What goes in default_sandbox

For sandbox datasets, declaring default_sandbox in the registry row (or in the materialized dataset.toml) means users don’t have to remember --sandbox-backend modal. Both the eval and train CLIs honor it when --sandbox-backend is absent, falling back to the harness class default otherwise.

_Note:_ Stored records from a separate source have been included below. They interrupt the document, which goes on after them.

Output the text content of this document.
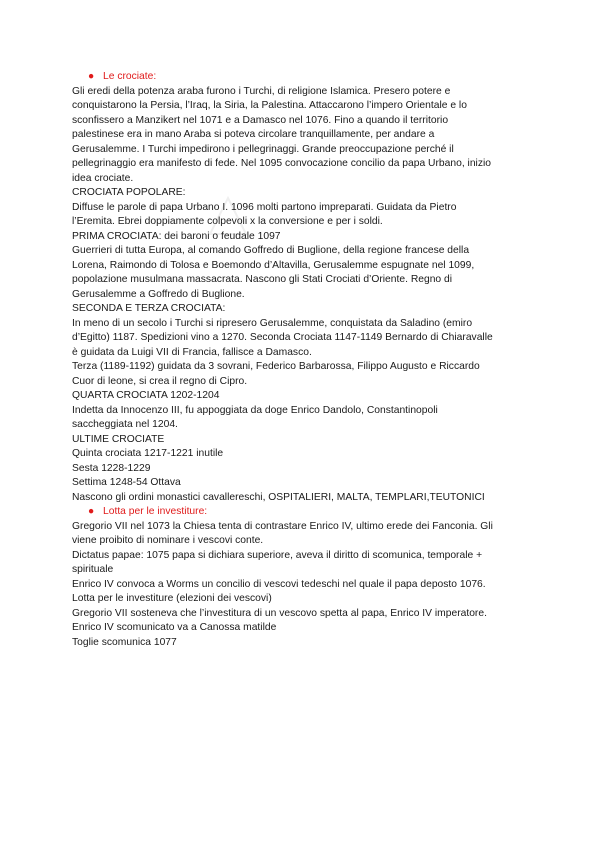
● Le crociate:
Gli eredi della potenza araba furono i Turchi, di religione Islamica. Presero potere e
conquistarono la Persia, l’Iraq, la Siria, la Palestina. Attaccarono l’impero Orientale e lo
sconfissero a Manzikert nel 1071 e a Damasco nel 1076. Fino a quando il territorio
palestinese era in mano Araba si poteva circolare tranquillamente, per andare a
Gerusalemme. I Turchi impedirono i pellegrinaggi. Grande preoccupazione perché il
pellegrinaggio era manifesto di fede. Nel 1095 convocazione concilio da papa Urbano, inizio
idea crociate.
CROCIATA POPOLARE:
Diffuse le parole di papa Urbano I. 1096 molti partono impreparati. Guidata da Pietro
l’Eremita. Ebrei doppiamente colpevoli x la conversione e per i soldi.
PRIMA CROCIATA: dei baroni o feudale 1097
Guerrieri di tutta Europa, al comando Goffredo di Buglione, della regione francese della
Lorena, Raimondo di Tolosa e Boemondo d’Altavilla, Gerusalemme espugnate nel 1099,
popolazione musulmana massacrata. Nascono gli Stati Crociati d’Oriente. Regno di
Gerusalemme a Goffredo di Buglione.
SECONDA E TERZA CROCIATA:
In meno di un secolo i Turchi si ripresero Gerusalemme, conquistata da Saladino (emiro
d’Egitto) 1187. Spedizioni vino a 1270. Seconda Crociata 1147-1149 Bernardo di Chiaravalle
è guidata da Luigi VII di Francia, fallisce a Damasco.
Terza (1189-1192) guidata da 3 sovrani, Federico Barbarossa, Filippo Augusto e Riccardo
Cuor di leone, si crea il regno di Cipro.
QUARTA CROCIATA 1202-1204
Indetta da Innocenzo III, fu appoggiata da doge Enrico Dandolo, Constantinopoli
saccheggiata nel 1204.
ULTIME CROCIATE
Quinta crociata 1217-1221 inutile
Sesta 1228-1229
Settima 1248-54 Ottava
Nascono gli ordini monastici cavallereschi, OSPITALIERI, MALTA, TEMPLARI,TEUTONICI
● Lotta per le investiture:
Gregorio VII nel 1073 la Chiesa tenta di contrastare Enrico IV, ultimo erede dei Fanconia. Gli
viene proibito di nominare i vescovi conte.
Dictatus papae: 1075 papa si dichiara superiore, aveva il diritto di scomunica, temporale +
spirituale
Enrico IV convoca a Worms un concilio di vescovi tedeschi nel quale il papa deposto 1076.
Lotta per le investiture (elezioni dei vescovi)
Gregorio VII sosteneva che l’investitura di un vescovo spetta al papa, Enrico IV imperatore.
Enrico IV scomunicato va a Canossa matilde
Toglie scomunica 1077
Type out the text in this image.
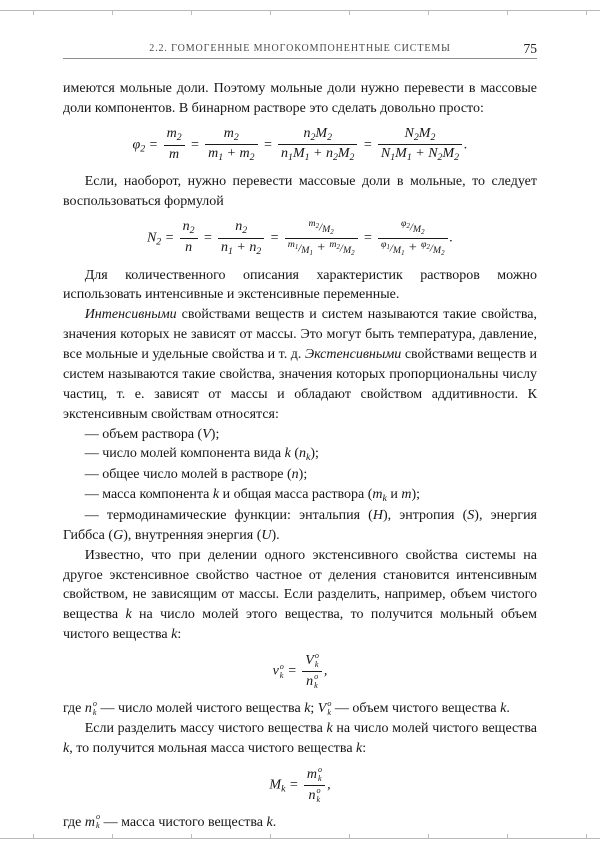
2.2. ГОМОГЕННЫЕ МНОГОКОМПОНЕНТНЫЕ СИСТЕМЫ	75

имеются мольные доли. Поэтому мольные доли нужно перевести в массовые доли компонентов. В бинарном растворе это сделать довольно просто:

$\varphi_2 = \frac{m_2}{m} = \frac{m_2}{m_1 + m_2} = \frac{n_2M_2}{n_1M_1 + n_2M_2} = \frac{N_2M_2}{N_1M_1 + N_2M_2}$ .

Если, наоборот, нужно перевести массовые доли в мольные, то следует воспользоваться формулой

$N_2 = \frac{n_2}{n} = \frac{n_2}{n_1 + n_2} = \frac{m_2/M_2}{m_1/M_1 + m_2/M_2} = \frac{\varphi_2/M_2}{\varphi_1/M_1 + \varphi_2/M_2}$ .

Для количественного описания характеристик растворов можно использовать интенсивные и экстенсивные переменные.

Интенсивными свойствами веществ и систем называются такие свойства, значения которых не зависят от массы. Это могут быть температура, давление, все мольные и удельные свойства и т. д. Экстенсивными свойствами веществ и систем называются такие свойства, значения которых пропорциональны числу частиц, т. е. зависят от массы и обладают свойством аддитивности. К экстенсивным свойствам относятся:

— объем раствора (V);

— число молей компонента вида k $(n_k)$;

— общее число молей в растворе (n);

— масса компонента k и общая масса раствора ($m_k$ и m);

— термодинамические функции: энтальпия (H), энтропия (S), энергия Гиббса (G), внутренняя энергия (U).

Известно, что при делении одного экстенсивного свойства системы на другое экстенсивное свойство частное от деления становится интенсивным свойством, не зависящим от массы. Если разделить, например, объем чистого вещества k на число молей этого вещества, то получится мольный объем чистого вещества k:

v o
k = V o
k
n o
k ,

где n o
k — число молей чистого вещества k; V o
k — объем чистого вещества k.

Если разделить массу чистого вещества k на число молей чистого вещества k, то получится мольная масса чистого вещества k:

$M_k = m$ o
k
n o
k ,

где m o
k — масса чистого вещества k.
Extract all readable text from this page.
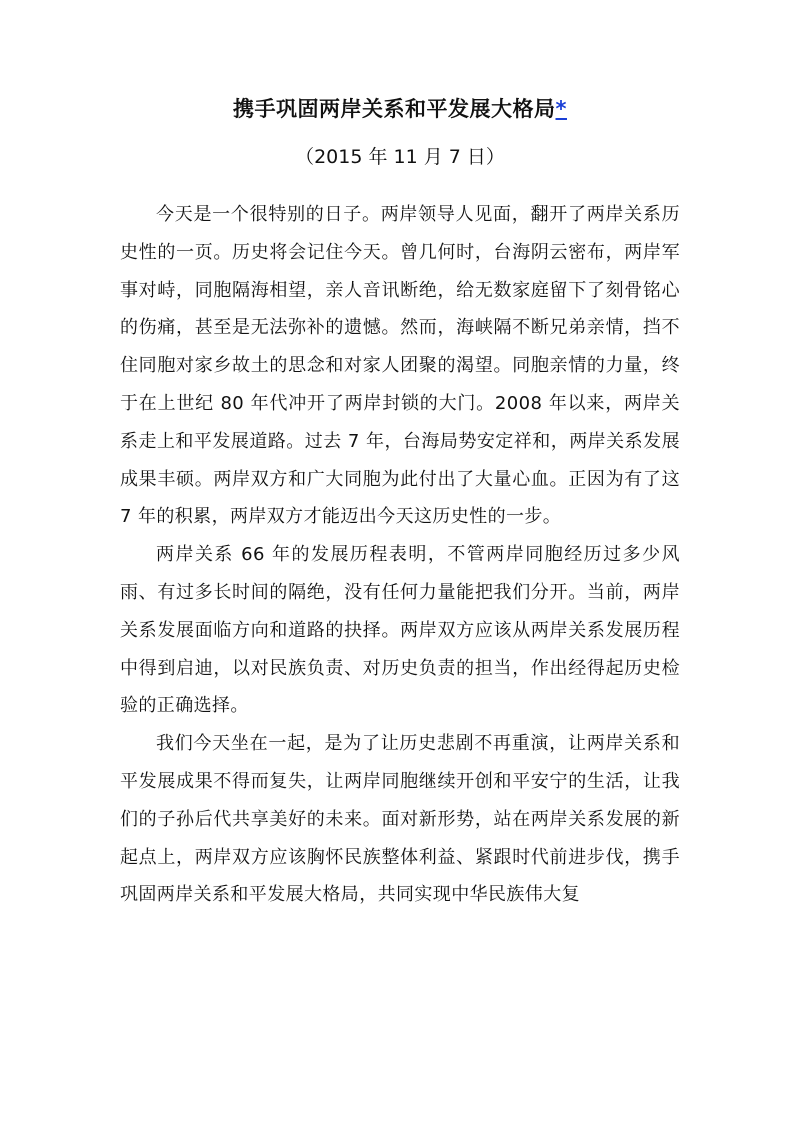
携手巩固两岸关系和平发展大格局*
（2015 年 11 月 7 日）

今天是一个很特别的日子。两岸领导人见面，翻开了两岸关系历史性的一页。历史将会记住今天。曾几何时，台海阴云密布，两岸军事对峙，同胞隔海相望，亲人音讯断绝，给无数家庭留下了刻骨铭心的伤痛，甚至是无法弥补的遗憾。然而，海峡隔不断兄弟亲情，挡不住同胞对家乡故土的思念和对家人团聚的渴望。同胞亲情的力量，终于在上世纪 80 年代冲开了两岸封锁的大门。2008 年以来，两岸关系走上和平发展道路。过去 7 年，台海局势安定祥和，两岸关系发展成果丰硕。两岸双方和广大同胞为此付出了大量心血。正因为有了这 7 年的积累，两岸双方才能迈出今天这历史性的一步。

两岸关系 66 年的发展历程表明，不管两岸同胞经历过多少风雨、有过多长时间的隔绝，没有任何力量能把我们分开。当前，两岸关系发展面临方向和道路的抉择。两岸双方应该从两岸关系发展历程中得到启迪，以对民族负责、对历史负责的担当，作出经得起历史检验的正确选择。

我们今天坐在一起，是为了让历史悲剧不再重演，让两岸关系和平发展成果不得而复失，让两岸同胞继续开创和平安宁的生活，让我们的子孙后代共享美好的未来。面对新形势，站在两岸关系发展的新起点上，两岸双方应该胸怀民族整体利益、紧跟时代前进步伐，携手巩固两岸关系和平发展大格局，共同实现中华民族伟大复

When the builder should not fill in resource limits

Remote backends (Modal, Daytona) OOM on heavy environments with the default ~1 GiB allocation. If your tasks need more, patch in defaults at build time:
# In your builder, before writing task.toml
task_toml.setdefault("environment", {}).update({
    "memory": "4 GiB",
    "cpu": 2,
    "build_timeout_sec": 1800,
})
The rllm-swesmith builder does this — without it, the uv install step OOMs on cold sandbox builds.

Harbor packages

If you already have a Harbor task package, rLLM consumes it unchanged:
rllm eval harbor:my-org/my-tasks --agent bash --sandbox-backend modal
The harbor: prefix resolves through the Harbor registry. See Tasks (Harbor-compatible) for the format — it’s the same one rLLM uses natively.

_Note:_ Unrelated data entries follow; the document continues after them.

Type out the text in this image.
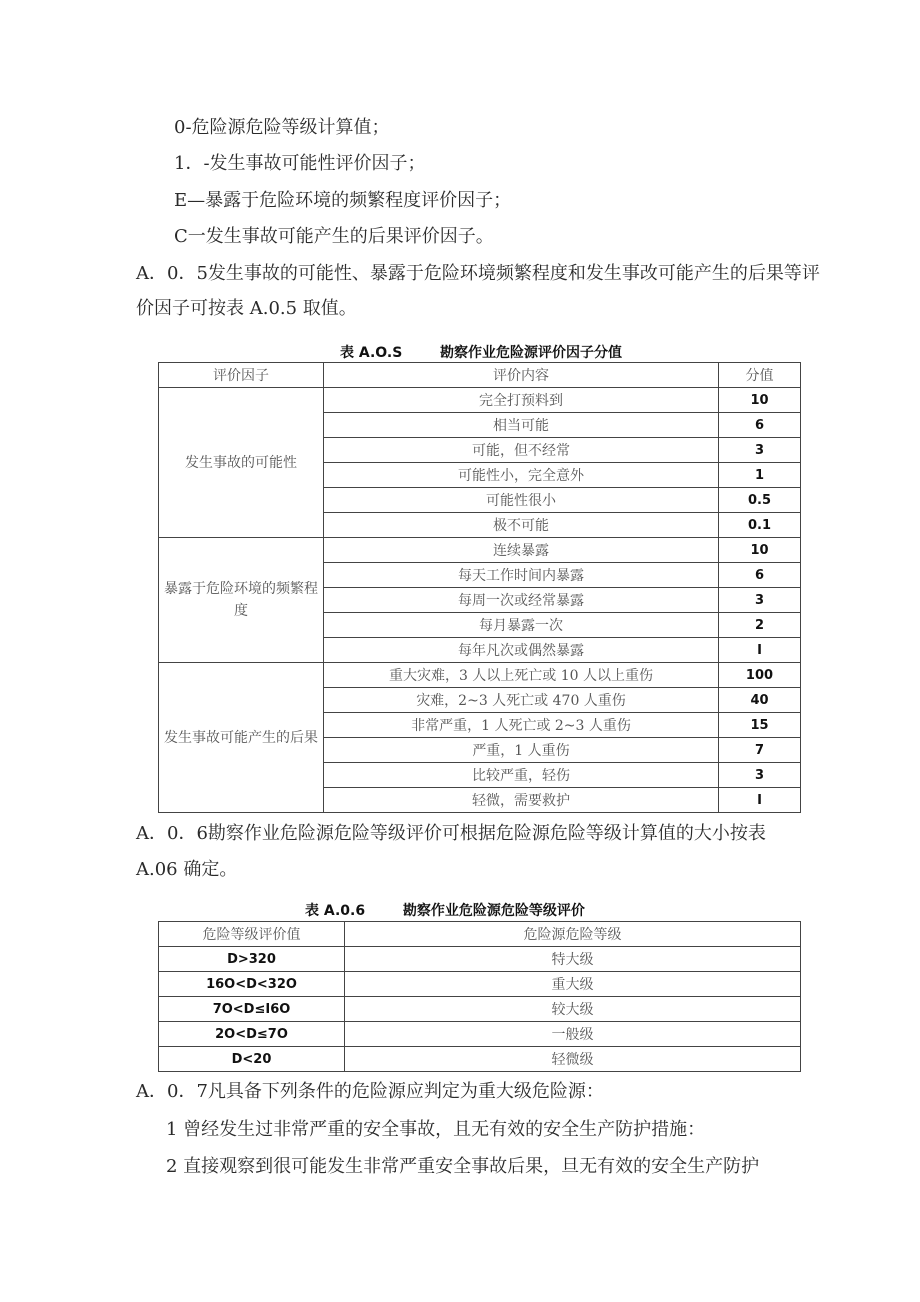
0-危险源危险等级计算值；
1．-发生事故可能性评价因子；
E—暴露于危险环境的频繁程度评价因子；
C一发生事故可能产生的后果评价因子。
A．0．5发生事故的可能性、暴露于危险环境频繁程度和发生事改可能产生的后果等评
价因子可按表 A.0.5 取值。
表 A.O.S	勘察作业危险源评价因子分值
评价因子	评价内容	分值
发生事故的可能性	完全打预料到	10
	相当可能	6
	可能，但不经常	3
	可能性小，完全意外	1
	可能性很小	0.5
	极不可能	0.1
暴露于危险环境的频繁程度	连续暴露	10
	每天工作时间内暴露	6
	每周一次或经常暴露	3
	每月暴露一次	2
	每年凡次或偶然暴露	I
发生事故可能产生的后果	重大灾难，3 人以上死亡或 10 人以上重伤	100
	灾难，2~3 人死亡或 470 人重伤	40
	非常严重，1 人死亡或 2~3 人重伤	15
	严重，1 人重伤	7
	比较严重，轻伤	3
	轻微，需要救护	I
A．0．6勘察作业危险源危险等级评价可根据危险源危险等级计算值的大小按表
A.06 确定。
表 A.0.6	勘察作业危险源危险等级评价
危险等级评价值	危险源危险等级
D>320	特大级
16O<D<32O	重大级
7O<D≤I6O	较大级
2O<D≤7O	一般级
D<20	轻微级
A．0．7凡具备下列条件的危险源应判定为重大级危险源：
1 曾经发生过非常严重的安全事故，且无有效的安全生产防护措施：
2 直接观察到很可能发生非常严重安全事故后果，旦无有效的安全生产防护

Mixing splits for training

rllm train accepts independent --train-dataset and --val-dataset paths, so train/val can be different directories or different shapes:
rllm train \
  --train-dataset ./my-bench-train/ \
  --val-dataset ./my-bench-val/ \
  --agent mini-swe-agent \
  --backend tinker
The registry’s train_split / eval_split keys do the same for catalog datasets:
{
  "my-bench": {
    "splits": ["train", "test"],
    "train_split": "train",
    "eval_split": "test"
  }
}

What you don’t need to write

  • The reward function for sandbox tasks — tests/test.sh writes a reward file; the framework reads it. See the shell verifier contract.
  • The reward function for catalog-style data tasks if your task matches an existing pattern — point [verifier].name at math_reward_fn, mcq_reward_fn, f1_reward_fn, etc.
  • A custom harness — if your task fits the bash-ReAct or one-shot LLM shape, the built-in harnesses already cover it. See Harnesses.